By Tom Ballard, Chief Alliance Officer, PYA
As noted in this mid-April article in teknovation.biz, the Inventor’s Network KY held “InventorCon ‘21” virtually at the end of last week, and we had the opportunity to join a couple of the sessions on two of the three days. Both we focused on aspects of managing intellectual property (IP).
“Inventors literally saved the world,” said Andrei Iancu, former Director of the U.S. Patent and Trademark Office, in a Saturday morning session. Obviously, he was referring to the rapid development and delivery of multiple vaccines to combat COVID-19.
“What would the world have done if this had occurred 10 or 20 years ago,” Iancu asked? He was referring not only to the COVID-19 vaccines, but also to the Zoom and Whova technology platforms that were used to deliver the “InventorCon ‘21” event.
“Intellectual property incentivizes innovation,” Iancu reminded those viewing the session. “You need to always consider intellectual property rights,” adding that it is not just patents but also trademarks, copyrights, and trade secrets among others. “If you do not think about it (IP protection) early on, it might be too late when you do.”
He cited Article I, Section 8, Clause 8 of the U.S. Constitution that granted Congress the powers to establish rules governing patents and copyrights. “That’s how important they (the two matters) were to the founders of this country,” Iancu said.

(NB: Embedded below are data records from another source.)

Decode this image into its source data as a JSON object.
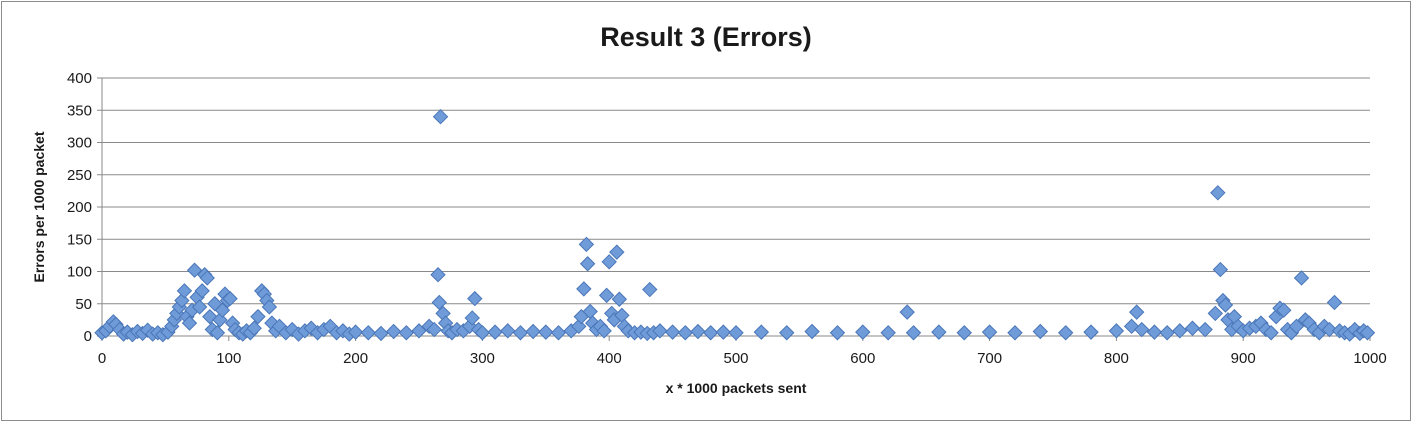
{
  "chart_data": {
    "type": "scatter",
    "title": "Result 3 (Errors)",
    "xlabel": "x * 1000 packets sent",
    "ylabel": "Errors per 1000 packet",
    "xlim": [
      0,
      1000
    ],
    "ylim": [
      0,
      400
    ],
    "x_ticks": [
      "0",
      "100",
      "200",
      "300",
      "400",
      "500",
      "600",
      "700",
      "800",
      "900",
      "1000"
    ],
    "y_ticks": [
      "0",
      "50",
      "100",
      "150",
      "200",
      "250",
      "300",
      "350",
      "400"
    ],
    "grid": "horizontal",
    "legend": "none",
    "marker": "diamond",
    "marker_color": "#6f9bd8",
    "marker_edge": "#4a76b8",
    "points": [
      [
        0,
        5
      ],
      [
        3,
        8
      ],
      [
        6,
        15
      ],
      [
        9,
        22
      ],
      [
        11,
        18
      ],
      [
        14,
        10
      ],
      [
        17,
        3
      ],
      [
        20,
        6
      ],
      [
        24,
        2
      ],
      [
        28,
        7
      ],
      [
        32,
        4
      ],
      [
        36,
        9
      ],
      [
        40,
        3
      ],
      [
        44,
        5
      ],
      [
        48,
        2
      ],
      [
        52,
        6
      ],
      [
        55,
        15
      ],
      [
        57,
        25
      ],
      [
        59,
        35
      ],
      [
        61,
        45
      ],
      [
        63,
        55
      ],
      [
        65,
        70
      ],
      [
        67,
        30
      ],
      [
        69,
        20
      ],
      [
        71,
        40
      ],
      [
        73,
        102
      ],
      [
        75,
        60
      ],
      [
        77,
        45
      ],
      [
        79,
        70
      ],
      [
        81,
        95
      ],
      [
        83,
        90
      ],
      [
        85,
        30
      ],
      [
        87,
        10
      ],
      [
        89,
        50
      ],
      [
        91,
        5
      ],
      [
        93,
        25
      ],
      [
        95,
        40
      ],
      [
        97,
        65
      ],
      [
        99,
        55
      ],
      [
        101,
        58
      ],
      [
        103,
        20
      ],
      [
        105,
        10
      ],
      [
        108,
        5
      ],
      [
        111,
        3
      ],
      [
        114,
        8
      ],
      [
        117,
        5
      ],
      [
        120,
        12
      ],
      [
        123,
        30
      ],
      [
        126,
        70
      ],
      [
        128,
        65
      ],
      [
        130,
        55
      ],
      [
        132,
        45
      ],
      [
        134,
        20
      ],
      [
        137,
        8
      ],
      [
        140,
        15
      ],
      [
        145,
        5
      ],
      [
        150,
        10
      ],
      [
        155,
        3
      ],
      [
        160,
        8
      ],
      [
        165,
        12
      ],
      [
        170,
        5
      ],
      [
        175,
        10
      ],
      [
        180,
        15
      ],
      [
        185,
        5
      ],
      [
        190,
        8
      ],
      [
        195,
        3
      ],
      [
        200,
        6
      ],
      [
        210,
        5
      ],
      [
        220,
        4
      ],
      [
        230,
        7
      ],
      [
        240,
        5
      ],
      [
        250,
        8
      ],
      [
        258,
        15
      ],
      [
        262,
        10
      ],
      [
        265,
        95
      ],
      [
        266,
        52
      ],
      [
        267,
        340
      ],
      [
        269,
        35
      ],
      [
        271,
        20
      ],
      [
        273,
        8
      ],
      [
        276,
        5
      ],
      [
        280,
        10
      ],
      [
        285,
        8
      ],
      [
        290,
        15
      ],
      [
        292,
        28
      ],
      [
        294,
        58
      ],
      [
        297,
        10
      ],
      [
        300,
        5
      ],
      [
        310,
        6
      ],
      [
        320,
        8
      ],
      [
        330,
        5
      ],
      [
        340,
        7
      ],
      [
        350,
        6
      ],
      [
        360,
        5
      ],
      [
        370,
        8
      ],
      [
        376,
        15
      ],
      [
        378,
        30
      ],
      [
        380,
        73
      ],
      [
        382,
        142
      ],
      [
        383,
        112
      ],
      [
        385,
        38
      ],
      [
        387,
        20
      ],
      [
        390,
        10
      ],
      [
        393,
        15
      ],
      [
        396,
        8
      ],
      [
        398,
        63
      ],
      [
        400,
        115
      ],
      [
        402,
        35
      ],
      [
        404,
        25
      ],
      [
        406,
        130
      ],
      [
        408,
        57
      ],
      [
        410,
        32
      ],
      [
        412,
        15
      ],
      [
        415,
        8
      ],
      [
        420,
        5
      ],
      [
        425,
        6
      ],
      [
        430,
        4
      ],
      [
        432,
        72
      ],
      [
        435,
        5
      ],
      [
        440,
        8
      ],
      [
        450,
        6
      ],
      [
        460,
        5
      ],
      [
        470,
        7
      ],
      [
        480,
        5
      ],
      [
        490,
        6
      ],
      [
        500,
        5
      ],
      [
        520,
        6
      ],
      [
        540,
        5
      ],
      [
        560,
        7
      ],
      [
        580,
        5
      ],
      [
        600,
        6
      ],
      [
        620,
        5
      ],
      [
        635,
        37
      ],
      [
        640,
        5
      ],
      [
        660,
        6
      ],
      [
        680,
        5
      ],
      [
        700,
        6
      ],
      [
        720,
        5
      ],
      [
        740,
        7
      ],
      [
        760,
        5
      ],
      [
        780,
        6
      ],
      [
        800,
        8
      ],
      [
        812,
        15
      ],
      [
        816,
        37
      ],
      [
        820,
        10
      ],
      [
        830,
        6
      ],
      [
        840,
        5
      ],
      [
        850,
        8
      ],
      [
        860,
        12
      ],
      [
        870,
        10
      ],
      [
        878,
        35
      ],
      [
        880,
        222
      ],
      [
        882,
        103
      ],
      [
        884,
        55
      ],
      [
        886,
        48
      ],
      [
        888,
        25
      ],
      [
        891,
        10
      ],
      [
        893,
        30
      ],
      [
        896,
        15
      ],
      [
        900,
        8
      ],
      [
        905,
        12
      ],
      [
        910,
        15
      ],
      [
        914,
        20
      ],
      [
        918,
        10
      ],
      [
        922,
        5
      ],
      [
        926,
        30
      ],
      [
        929,
        43
      ],
      [
        932,
        40
      ],
      [
        935,
        10
      ],
      [
        938,
        5
      ],
      [
        942,
        15
      ],
      [
        946,
        90
      ],
      [
        949,
        25
      ],
      [
        952,
        20
      ],
      [
        956,
        10
      ],
      [
        960,
        5
      ],
      [
        964,
        15
      ],
      [
        968,
        10
      ],
      [
        972,
        52
      ],
      [
        976,
        8
      ],
      [
        980,
        5
      ],
      [
        984,
        3
      ],
      [
        988,
        10
      ],
      [
        992,
        4
      ],
      [
        995,
        8
      ],
      [
        998,
        5
      ]
    ]
  }
}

On the first day of the conference, we joined a session with Gene Quinn, President and Chief Executive Officer of IP Watchdog Inc. Moderated by Leo York, one of the organizers of “InventorCon ’21,” it was a lively, rapid fire, and insightful Q&A about a variety of IP issues.
Quinn started the session with a discussion about board game inventors and a key question: “Should they file a provisional patent or a copyright?” His answer was both, citing the well-known game named Monopoly. “Think of all the ways the game can be played in long and short form,” Quinn said in response to the patent portion. As far as copyright, he said to think about things that are protectible like the design of the board.
Here are some of his other thoughts based on the questions that were asked.
- Should prior art be included in a provisional application? “I would not do that,” Quinn said, adding, “You need to know about it,” however. “There are downsides to doing it (including in a provisional application). You are admitting what the prior art does.” His advice was to make comprehensive notes so you know how those claims compare with your invention, but don’t submit.
- “Don’t ever characterize your invention as simple,” Quinn said.
- Noting a recent change in the patenting process, he reminded attendees, “We live today in a first to file system, (so) do it (filing) with deliberate speed, moving as fast as you can.”
- On the matter of a perfect patent, Quinn invoked that old adage: “Don’t let the perfect be the enemy of the good.”
- Finally, he said he was a fan of a design patent because it is cheaper and easier to secure. “It protects the way it looks and not the way it acts,” Quinn advised.